CMS Finalizes 60-Day Overpayment Rules

On February 12, 2016, CMS published its final rule concerning the responsibility of provider organizations to report and return “overpayments” received under the Medicare program. Federal law has required provider organizations to report and return overpayments under several federal payment programs (including Medicaid) since the adoption of the Affordable Care Act on March 23, 2010. While the final rule has specific application to Medicare overpayments, it provides insights and instruction for the identification, disclosure and refunding of overpayments received from the Medicaid program until the final rule for Medicaid is published in the future.

The Act requires providers and suppliers to report and return Medicare and Medicaid overpayments by the later of: (i) the date which is 60 days after the date on which the overpayment was identified; or (ii) the date any corresponding cost report is due, if applicable. If a provider or supplier fails to properly report and return overpayments, they may be subject to significant monetary penalties and liability under the False Claims Act.
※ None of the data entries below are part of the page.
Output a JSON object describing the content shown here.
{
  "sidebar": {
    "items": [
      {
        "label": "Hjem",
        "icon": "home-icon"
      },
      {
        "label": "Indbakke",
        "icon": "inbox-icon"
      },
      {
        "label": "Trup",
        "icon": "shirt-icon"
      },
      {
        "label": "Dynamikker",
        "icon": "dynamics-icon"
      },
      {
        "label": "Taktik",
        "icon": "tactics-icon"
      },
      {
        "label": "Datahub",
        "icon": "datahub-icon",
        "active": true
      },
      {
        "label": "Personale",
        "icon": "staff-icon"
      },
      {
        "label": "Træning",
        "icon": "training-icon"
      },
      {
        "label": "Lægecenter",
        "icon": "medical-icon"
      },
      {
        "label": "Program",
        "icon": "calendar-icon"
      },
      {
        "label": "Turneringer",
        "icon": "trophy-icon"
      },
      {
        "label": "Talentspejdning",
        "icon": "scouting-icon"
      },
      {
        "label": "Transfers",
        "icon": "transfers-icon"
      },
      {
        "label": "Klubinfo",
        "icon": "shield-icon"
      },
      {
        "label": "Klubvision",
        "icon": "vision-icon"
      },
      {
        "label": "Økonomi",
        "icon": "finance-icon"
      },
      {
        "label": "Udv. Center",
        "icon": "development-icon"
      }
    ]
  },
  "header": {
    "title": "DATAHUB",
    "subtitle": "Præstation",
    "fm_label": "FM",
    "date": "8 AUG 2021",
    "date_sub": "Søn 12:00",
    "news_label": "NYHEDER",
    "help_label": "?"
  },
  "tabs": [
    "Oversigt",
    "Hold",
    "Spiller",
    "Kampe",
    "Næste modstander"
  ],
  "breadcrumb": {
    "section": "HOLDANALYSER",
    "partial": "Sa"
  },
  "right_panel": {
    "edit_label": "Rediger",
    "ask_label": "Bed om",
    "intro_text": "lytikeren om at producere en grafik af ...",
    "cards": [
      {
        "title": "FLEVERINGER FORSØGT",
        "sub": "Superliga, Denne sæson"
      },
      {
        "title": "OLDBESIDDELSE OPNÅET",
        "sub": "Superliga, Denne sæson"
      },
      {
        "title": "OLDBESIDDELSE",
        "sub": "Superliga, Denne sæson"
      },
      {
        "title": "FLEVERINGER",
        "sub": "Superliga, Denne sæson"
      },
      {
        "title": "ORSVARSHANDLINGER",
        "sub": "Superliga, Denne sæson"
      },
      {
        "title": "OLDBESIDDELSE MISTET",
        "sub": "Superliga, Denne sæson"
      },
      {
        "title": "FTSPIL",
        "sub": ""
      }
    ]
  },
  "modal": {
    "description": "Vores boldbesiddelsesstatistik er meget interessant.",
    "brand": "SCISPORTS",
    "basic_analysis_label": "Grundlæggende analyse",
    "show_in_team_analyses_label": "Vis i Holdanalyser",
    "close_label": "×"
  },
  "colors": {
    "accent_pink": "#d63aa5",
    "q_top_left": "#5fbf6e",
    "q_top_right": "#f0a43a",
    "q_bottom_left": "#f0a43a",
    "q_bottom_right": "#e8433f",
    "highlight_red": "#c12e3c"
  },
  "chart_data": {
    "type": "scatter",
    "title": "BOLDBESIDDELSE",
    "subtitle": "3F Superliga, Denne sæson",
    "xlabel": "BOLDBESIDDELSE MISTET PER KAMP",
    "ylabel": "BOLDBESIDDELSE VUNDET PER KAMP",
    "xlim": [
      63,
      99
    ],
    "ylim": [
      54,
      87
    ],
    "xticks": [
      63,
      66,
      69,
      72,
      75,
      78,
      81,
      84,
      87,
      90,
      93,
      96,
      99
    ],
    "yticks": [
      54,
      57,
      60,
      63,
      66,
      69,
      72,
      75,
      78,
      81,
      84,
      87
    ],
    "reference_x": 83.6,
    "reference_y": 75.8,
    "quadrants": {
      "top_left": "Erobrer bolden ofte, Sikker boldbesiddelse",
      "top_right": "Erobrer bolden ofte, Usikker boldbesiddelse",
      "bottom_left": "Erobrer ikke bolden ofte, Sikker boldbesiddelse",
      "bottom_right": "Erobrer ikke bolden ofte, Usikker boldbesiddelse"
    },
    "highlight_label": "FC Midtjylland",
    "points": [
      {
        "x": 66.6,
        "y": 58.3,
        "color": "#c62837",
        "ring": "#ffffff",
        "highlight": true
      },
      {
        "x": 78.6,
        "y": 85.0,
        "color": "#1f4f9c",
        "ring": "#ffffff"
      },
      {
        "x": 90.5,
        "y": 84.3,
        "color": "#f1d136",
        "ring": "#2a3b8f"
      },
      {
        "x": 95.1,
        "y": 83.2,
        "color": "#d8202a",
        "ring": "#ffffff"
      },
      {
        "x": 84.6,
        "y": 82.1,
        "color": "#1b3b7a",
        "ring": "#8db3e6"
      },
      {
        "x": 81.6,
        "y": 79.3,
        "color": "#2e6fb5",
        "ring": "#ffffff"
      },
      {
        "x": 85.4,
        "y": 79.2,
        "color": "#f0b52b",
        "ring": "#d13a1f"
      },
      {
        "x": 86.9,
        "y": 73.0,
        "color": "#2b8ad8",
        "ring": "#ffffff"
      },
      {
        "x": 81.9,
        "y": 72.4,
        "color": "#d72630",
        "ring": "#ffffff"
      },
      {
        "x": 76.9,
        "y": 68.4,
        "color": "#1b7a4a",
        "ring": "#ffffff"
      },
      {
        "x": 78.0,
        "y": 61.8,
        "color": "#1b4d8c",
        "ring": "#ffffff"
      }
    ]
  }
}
The CMS final rule provides more specific guidance which explains how providers and suppliers must report and return overpayments. The major highlights of these final rule are:

  • Duty to Identify Overpayments. The “identification” of an overpayment does not require actual knowledge of the overpayment. The obligation to report and return an overpayment begins when the provider should have known about the overpayment by exercising reasonable diligence.
  • Self-Investigation. Upon learning of an overpayment, providers should conduct an investigation as to the amount of the overpayment and whether any other similar overpayments have been made. The 60-day period to report and return the overpayment does not begin until this investigation has been completed. However, the investigation should be conducted in a prompt manner and it ordinarily should not take more than 6 months.
  • Lookback Period. The “lookback” period is 6 years. In other words, providers are not responsible for returning overpayments that were issued more than 6 years ago.
  • Duty to Refund Overpayment. To return an overpayment, providers and suppliers must use an applicable claims adjustment, credit balance, self-reported refund, or another appropriate process.
  • Other Self-Disclosure Programs. The 60-day deadline to report and return an overpayment can be extended by CMS and the Office of Inspector General, in certain circumstances.

Providers and suppliers should adopt and implement compliance policies necessary to observe the final rule. Failure to follow these rules can be very costly. False Claims Act violations can result in civil penalties of between $5,500 and $11,000, per violation, plus treble damages. The final rule creates a strong incentive for health care provider organizations to pro-actively audit and review their billing and collection practices and payments received from the Medicare and Medicaid programs so that they can limit their repayment obligations to the amount of the “overpayment” itself and not be exposed to the significant payment and penalties under the False Claims Act.